Ya, setelah melakukan 'itu', mereka melakukan pillowtalk. Sean menceritakan beberapa hal yang ia dengar dari Riki. Sunghoon memeluknya sangat erat, seakan Sean bisa menghilang detik itu juga. Selama bercerita, Sunghoon hanya diam. Bahkan setelah beberapa menit Sean selesai, Sunghoon tetap diam.

Baru Setelah Sean berdehem, Sunghoon membuka mulut.

"Lusa kakak antar, besok kakak ada rapat sampai malem. Kamu pasti capek, ayo tidur."

Dan Sunghoon pun tidur, meninggalkan Sean dan jutaan perasaan tak enaknya.

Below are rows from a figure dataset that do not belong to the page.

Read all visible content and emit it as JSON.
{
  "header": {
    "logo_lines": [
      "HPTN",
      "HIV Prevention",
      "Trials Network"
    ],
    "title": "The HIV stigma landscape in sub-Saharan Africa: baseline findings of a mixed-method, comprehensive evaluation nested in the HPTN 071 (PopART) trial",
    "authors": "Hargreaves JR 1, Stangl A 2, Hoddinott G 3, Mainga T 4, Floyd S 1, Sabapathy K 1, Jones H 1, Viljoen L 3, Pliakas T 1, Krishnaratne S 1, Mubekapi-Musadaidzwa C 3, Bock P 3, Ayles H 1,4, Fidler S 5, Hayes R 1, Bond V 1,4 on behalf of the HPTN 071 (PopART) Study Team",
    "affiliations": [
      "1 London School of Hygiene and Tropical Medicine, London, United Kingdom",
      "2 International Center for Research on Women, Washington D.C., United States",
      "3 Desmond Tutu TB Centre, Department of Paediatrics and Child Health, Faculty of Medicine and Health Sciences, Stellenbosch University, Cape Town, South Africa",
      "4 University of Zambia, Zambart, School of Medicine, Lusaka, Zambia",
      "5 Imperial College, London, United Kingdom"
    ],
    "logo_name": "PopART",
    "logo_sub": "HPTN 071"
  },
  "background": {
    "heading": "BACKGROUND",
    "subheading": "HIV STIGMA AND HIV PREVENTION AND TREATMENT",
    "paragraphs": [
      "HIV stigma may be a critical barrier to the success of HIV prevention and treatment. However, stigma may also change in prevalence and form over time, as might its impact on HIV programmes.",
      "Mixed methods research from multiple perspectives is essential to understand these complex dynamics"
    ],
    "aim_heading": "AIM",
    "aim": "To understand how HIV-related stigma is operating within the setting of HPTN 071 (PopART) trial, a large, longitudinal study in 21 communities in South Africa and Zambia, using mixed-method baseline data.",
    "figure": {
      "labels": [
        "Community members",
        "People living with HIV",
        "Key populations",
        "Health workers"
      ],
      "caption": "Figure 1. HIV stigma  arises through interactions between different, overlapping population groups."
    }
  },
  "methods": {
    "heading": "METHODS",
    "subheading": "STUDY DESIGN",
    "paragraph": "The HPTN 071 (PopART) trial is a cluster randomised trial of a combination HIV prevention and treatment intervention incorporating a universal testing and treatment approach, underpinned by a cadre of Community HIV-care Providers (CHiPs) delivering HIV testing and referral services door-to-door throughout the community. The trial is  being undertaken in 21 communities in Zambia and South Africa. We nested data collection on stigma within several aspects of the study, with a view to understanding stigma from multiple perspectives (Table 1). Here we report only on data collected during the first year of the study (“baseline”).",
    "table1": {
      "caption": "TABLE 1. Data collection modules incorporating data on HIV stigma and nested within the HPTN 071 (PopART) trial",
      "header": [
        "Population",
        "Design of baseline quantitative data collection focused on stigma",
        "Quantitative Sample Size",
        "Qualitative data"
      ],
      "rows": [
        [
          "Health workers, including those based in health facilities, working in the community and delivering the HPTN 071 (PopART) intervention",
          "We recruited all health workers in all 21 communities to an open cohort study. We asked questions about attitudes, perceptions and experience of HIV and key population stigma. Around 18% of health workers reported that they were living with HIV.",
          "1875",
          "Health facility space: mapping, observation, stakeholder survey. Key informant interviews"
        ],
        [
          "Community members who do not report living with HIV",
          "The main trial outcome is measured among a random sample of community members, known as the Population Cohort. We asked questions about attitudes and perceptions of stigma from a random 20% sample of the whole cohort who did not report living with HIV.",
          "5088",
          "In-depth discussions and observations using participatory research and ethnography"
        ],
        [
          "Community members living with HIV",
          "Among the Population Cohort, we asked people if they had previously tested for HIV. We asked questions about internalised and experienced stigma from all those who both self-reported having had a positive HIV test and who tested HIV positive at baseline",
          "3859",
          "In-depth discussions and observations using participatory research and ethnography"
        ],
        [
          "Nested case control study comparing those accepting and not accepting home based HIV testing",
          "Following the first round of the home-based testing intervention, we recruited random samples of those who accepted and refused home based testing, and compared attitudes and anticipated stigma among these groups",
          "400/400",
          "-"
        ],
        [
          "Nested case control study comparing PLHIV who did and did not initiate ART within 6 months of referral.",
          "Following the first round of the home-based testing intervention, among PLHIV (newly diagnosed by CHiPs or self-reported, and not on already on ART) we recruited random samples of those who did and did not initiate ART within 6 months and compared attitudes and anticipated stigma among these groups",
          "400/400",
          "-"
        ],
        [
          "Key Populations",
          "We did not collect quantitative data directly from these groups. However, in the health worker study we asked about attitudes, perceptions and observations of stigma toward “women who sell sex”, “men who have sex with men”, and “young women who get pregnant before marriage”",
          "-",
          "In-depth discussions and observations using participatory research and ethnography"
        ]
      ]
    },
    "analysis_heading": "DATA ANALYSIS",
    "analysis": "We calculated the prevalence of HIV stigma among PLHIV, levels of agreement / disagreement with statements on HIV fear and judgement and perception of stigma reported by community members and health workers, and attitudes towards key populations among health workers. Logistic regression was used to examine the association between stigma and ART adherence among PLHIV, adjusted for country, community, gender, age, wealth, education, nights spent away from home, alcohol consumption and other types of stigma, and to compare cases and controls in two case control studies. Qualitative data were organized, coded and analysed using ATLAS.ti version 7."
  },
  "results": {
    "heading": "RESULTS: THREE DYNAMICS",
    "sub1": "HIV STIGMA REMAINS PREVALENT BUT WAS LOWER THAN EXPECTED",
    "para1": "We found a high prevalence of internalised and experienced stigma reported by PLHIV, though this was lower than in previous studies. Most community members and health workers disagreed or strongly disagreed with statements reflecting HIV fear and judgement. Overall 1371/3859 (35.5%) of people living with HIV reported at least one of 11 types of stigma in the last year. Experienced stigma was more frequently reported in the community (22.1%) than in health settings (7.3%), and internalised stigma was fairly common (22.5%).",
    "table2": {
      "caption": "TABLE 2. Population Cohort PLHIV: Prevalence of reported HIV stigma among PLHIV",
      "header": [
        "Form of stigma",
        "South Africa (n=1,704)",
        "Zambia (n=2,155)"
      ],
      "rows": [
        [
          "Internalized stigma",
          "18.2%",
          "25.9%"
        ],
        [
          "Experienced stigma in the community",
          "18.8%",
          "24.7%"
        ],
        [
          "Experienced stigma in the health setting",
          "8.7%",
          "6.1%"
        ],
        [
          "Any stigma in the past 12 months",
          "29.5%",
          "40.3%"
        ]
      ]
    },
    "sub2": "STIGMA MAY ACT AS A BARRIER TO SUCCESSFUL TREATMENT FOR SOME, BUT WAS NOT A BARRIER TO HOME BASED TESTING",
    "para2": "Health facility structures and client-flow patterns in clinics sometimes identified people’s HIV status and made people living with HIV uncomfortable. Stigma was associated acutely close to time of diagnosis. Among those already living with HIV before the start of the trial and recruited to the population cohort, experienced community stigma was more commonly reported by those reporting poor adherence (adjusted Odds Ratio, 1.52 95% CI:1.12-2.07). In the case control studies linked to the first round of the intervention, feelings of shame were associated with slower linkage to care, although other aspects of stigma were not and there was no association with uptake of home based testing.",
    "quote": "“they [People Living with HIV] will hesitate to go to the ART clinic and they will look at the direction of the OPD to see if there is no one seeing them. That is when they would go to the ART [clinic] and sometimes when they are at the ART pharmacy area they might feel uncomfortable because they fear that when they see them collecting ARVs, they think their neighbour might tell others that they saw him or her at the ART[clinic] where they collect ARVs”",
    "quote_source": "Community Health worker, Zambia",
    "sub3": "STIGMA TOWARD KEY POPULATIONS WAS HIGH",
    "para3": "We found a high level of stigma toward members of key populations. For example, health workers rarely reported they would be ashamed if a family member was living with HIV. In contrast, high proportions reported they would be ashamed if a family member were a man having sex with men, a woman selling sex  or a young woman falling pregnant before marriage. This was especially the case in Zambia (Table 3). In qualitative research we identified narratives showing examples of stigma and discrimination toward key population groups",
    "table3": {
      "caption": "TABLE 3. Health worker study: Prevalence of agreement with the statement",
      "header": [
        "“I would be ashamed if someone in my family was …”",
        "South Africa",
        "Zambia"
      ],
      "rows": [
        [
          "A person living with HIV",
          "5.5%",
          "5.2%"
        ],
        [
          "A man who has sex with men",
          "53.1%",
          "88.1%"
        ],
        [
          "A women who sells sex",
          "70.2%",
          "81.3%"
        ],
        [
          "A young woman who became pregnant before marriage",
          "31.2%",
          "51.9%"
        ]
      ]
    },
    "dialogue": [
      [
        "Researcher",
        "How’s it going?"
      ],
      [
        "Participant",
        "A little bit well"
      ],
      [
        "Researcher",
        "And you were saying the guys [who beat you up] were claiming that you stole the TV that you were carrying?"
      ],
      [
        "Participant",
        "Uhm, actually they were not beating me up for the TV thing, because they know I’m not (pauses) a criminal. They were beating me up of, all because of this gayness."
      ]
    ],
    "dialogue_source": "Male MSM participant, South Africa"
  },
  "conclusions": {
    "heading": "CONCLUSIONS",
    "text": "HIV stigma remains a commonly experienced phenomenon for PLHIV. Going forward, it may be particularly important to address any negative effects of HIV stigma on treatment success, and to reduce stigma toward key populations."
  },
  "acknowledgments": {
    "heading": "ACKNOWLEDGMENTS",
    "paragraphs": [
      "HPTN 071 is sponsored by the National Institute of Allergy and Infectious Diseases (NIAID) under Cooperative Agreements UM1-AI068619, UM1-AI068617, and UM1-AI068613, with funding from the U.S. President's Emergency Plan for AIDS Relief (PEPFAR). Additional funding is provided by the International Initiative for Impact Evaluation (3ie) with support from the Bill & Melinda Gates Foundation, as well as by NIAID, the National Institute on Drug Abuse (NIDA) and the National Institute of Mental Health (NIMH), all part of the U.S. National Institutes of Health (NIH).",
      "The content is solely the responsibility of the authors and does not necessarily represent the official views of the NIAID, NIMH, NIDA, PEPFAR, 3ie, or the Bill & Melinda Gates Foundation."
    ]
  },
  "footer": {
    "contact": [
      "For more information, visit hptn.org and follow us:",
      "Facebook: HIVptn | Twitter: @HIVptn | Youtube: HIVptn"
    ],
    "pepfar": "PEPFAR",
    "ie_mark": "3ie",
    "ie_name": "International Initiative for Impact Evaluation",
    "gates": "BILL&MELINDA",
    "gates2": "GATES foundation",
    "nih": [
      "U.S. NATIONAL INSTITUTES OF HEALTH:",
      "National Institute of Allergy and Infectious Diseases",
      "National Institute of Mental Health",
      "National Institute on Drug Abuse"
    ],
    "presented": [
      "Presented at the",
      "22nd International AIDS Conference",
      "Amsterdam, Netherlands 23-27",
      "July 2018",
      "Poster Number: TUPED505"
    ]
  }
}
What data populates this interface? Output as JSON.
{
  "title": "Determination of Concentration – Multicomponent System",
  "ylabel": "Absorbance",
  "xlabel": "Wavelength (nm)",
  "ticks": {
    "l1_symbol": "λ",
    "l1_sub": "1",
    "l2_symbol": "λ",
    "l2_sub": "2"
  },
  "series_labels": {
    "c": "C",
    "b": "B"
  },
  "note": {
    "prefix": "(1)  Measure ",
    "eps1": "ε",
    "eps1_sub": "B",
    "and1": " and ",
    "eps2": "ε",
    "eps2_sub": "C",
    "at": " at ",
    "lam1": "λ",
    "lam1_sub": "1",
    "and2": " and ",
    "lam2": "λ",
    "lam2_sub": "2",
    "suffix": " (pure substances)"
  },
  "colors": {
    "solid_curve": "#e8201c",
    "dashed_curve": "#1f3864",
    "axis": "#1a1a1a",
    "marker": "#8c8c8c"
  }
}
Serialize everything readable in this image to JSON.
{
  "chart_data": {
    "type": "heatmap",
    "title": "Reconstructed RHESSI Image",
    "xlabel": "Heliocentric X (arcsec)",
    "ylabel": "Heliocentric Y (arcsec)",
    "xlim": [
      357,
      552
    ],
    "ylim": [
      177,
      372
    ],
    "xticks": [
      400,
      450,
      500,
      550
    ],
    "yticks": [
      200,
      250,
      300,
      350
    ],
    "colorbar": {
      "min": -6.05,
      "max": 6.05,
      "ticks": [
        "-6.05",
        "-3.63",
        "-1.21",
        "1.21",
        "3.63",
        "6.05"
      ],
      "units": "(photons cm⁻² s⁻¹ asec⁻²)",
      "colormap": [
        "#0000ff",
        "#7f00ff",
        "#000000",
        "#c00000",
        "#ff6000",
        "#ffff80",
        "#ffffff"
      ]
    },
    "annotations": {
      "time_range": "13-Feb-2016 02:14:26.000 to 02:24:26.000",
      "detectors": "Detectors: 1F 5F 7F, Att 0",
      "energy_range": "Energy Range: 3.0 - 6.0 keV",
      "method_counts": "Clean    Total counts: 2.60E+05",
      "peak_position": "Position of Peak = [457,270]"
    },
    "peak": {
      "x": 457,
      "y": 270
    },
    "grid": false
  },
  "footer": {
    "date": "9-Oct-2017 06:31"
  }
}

Sunghoon baru bisa mengantarkannya lusa. Tapi itu bukan masalah. Bahkan 3 minggu atau sebulan yang akan datang pun bukan masalah. Yang menjadi masalahnya adalah, bukankah menyaksikan secara langsung orang yang kita sayangi pergi akan terasa lebih menyiksa dibandingkan mendapati bahwa orang itu tiba-tiba tidak ada?

Sean merasakannya sendiri. Melihat punggung ayahnya yang semakin menjauh tanpa melihat ke belakang sama sekali. Selama beberapa minggu Sean merasakan sedih dan juga hampa karna kehilangan sosok ayah, meskipun ayahnya sudah berselingkuh, bukan berarti Sean akan baik-baik saja ketika melihat ayahnya perlahan menjauh.

Sedangkan sang ibu, pergi begitu saja tanpa memberinya kabar. Hanya meninggalkan sebuah surat yang bertuliskan 'mama pergi ya, pesawatnya pagi banget. Jaga diri baik-baik.' Hanya itu. Dan rasa sedihnya tidak sebesar saat ayahnya pergi. Sean hanya merasa sedih beberapa hari saja.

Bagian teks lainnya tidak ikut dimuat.